Amending the soil for perennials, shrubs, and trees

Research shows that there may be little or no actual benefit to amending the soil when planting most perennials, shrubs, and trees in the landscape. The exception, however, includes those plants that must have extremely well-drained soils, such as azaleas, rhododendrons, mountain laurel and blueberries.

In Georgia, most any type of organic material or compost added to the soil will likely break down and decompose within a year or two. This is primarily due to the amount of rainfall and high temperatures the state receives.

Organic matter would have to be added every year to have any benefit, which is not practical for most perennial plants. Most native soils in Georgia contain less than 1 percent organic matter on average.

Plants that live longer than a year will eventually outgrow their planting hole.
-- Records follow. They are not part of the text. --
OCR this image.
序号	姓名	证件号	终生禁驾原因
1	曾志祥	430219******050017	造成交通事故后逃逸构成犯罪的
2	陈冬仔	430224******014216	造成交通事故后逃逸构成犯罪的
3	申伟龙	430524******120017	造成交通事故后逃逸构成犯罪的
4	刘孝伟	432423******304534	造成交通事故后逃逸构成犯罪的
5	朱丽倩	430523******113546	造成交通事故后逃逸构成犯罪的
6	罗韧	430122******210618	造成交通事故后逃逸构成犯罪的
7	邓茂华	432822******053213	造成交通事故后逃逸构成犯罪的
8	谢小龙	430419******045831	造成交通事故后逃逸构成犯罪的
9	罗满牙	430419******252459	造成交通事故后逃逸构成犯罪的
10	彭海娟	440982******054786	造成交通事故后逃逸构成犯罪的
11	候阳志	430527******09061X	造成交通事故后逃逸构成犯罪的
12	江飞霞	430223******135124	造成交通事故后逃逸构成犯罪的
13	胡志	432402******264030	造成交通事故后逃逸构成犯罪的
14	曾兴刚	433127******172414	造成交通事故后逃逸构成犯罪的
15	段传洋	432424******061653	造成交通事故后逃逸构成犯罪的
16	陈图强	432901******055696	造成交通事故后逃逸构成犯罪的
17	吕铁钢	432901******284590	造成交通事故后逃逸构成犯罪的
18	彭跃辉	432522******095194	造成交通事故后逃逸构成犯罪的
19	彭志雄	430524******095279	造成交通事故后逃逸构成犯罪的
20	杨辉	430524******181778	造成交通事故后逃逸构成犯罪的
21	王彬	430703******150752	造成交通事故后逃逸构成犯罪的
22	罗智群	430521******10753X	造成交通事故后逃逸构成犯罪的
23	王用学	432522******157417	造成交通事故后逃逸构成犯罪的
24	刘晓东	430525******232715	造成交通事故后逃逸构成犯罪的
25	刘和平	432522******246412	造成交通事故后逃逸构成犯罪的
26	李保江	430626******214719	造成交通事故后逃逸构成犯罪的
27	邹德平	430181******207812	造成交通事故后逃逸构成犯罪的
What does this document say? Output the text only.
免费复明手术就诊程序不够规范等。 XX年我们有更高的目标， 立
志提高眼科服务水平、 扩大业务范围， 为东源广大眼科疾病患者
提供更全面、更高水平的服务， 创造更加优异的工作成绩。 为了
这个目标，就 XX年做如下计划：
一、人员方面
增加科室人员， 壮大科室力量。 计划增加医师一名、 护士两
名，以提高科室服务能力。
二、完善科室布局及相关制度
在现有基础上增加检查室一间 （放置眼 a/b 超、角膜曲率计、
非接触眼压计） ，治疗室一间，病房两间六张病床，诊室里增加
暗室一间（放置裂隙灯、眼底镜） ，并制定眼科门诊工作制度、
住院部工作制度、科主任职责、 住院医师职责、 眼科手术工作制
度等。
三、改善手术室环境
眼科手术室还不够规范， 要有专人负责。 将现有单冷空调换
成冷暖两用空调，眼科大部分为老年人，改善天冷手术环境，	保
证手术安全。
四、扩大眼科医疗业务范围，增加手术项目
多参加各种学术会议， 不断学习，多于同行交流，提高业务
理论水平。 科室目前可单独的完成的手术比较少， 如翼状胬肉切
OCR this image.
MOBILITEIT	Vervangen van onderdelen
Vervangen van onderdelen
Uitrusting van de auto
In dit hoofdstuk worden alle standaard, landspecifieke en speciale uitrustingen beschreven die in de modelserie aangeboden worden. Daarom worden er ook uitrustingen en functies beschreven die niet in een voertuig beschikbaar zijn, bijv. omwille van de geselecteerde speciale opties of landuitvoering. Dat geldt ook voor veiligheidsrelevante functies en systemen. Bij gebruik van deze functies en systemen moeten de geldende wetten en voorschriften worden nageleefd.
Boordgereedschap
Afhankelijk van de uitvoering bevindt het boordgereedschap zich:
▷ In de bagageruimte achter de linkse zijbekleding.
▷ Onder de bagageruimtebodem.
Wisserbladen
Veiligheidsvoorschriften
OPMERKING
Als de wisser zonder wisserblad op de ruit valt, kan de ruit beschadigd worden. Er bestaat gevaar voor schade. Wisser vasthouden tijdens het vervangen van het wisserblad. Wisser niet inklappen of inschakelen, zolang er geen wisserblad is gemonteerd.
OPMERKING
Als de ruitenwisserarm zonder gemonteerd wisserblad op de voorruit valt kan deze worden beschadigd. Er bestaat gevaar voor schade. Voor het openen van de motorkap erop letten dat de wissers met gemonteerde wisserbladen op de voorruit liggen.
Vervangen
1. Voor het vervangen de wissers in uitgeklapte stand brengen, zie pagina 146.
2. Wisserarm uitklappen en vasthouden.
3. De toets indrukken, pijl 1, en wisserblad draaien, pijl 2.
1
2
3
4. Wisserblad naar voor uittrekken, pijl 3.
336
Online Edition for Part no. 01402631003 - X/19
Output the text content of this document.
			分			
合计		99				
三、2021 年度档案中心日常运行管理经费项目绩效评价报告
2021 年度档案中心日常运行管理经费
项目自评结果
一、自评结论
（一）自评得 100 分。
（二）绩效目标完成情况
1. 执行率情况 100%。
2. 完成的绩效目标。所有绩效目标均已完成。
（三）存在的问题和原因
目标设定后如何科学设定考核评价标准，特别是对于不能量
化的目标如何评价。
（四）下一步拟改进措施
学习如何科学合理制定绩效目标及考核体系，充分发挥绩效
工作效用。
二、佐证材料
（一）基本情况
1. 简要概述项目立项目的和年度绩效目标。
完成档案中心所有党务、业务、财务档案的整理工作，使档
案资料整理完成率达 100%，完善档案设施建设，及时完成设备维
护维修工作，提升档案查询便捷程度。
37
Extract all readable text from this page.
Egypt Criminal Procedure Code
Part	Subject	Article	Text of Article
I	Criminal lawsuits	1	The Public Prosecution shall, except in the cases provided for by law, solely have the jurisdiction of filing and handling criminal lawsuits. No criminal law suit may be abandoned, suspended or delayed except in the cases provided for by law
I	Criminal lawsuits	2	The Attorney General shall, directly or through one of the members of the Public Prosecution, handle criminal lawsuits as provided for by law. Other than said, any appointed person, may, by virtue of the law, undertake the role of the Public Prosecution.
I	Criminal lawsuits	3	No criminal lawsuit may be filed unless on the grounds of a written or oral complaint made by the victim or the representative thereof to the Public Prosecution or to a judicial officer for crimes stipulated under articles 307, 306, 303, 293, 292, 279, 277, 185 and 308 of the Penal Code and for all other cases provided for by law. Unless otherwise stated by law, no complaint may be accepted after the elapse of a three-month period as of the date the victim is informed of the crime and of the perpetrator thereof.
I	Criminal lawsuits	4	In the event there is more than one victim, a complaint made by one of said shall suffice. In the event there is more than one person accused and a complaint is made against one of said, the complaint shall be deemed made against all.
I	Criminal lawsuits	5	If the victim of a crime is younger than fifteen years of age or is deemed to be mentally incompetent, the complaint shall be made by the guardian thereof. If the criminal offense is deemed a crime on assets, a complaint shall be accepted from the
The sooner trees, shrubs and other perennial plants’ roots get acclimated to Georgia’s red clay, the better off they will be in the long run.

I do know, however, that some gardeners are not comfortable with the “no amendment” rule and they add soil amendments when planting all types of plants. I also tend to agree, especially when I am planting perennials, shrubs, and trees in extremely poorly-drained, rock-hard red clay soils.

According to UGA research, the greatest benefit you can provide for most perennials, shrubs and trees is to dig a wide hole, at least two or three times larger than the original plant’s root system; and loosen up the clay soil with a shovel or garden tiller.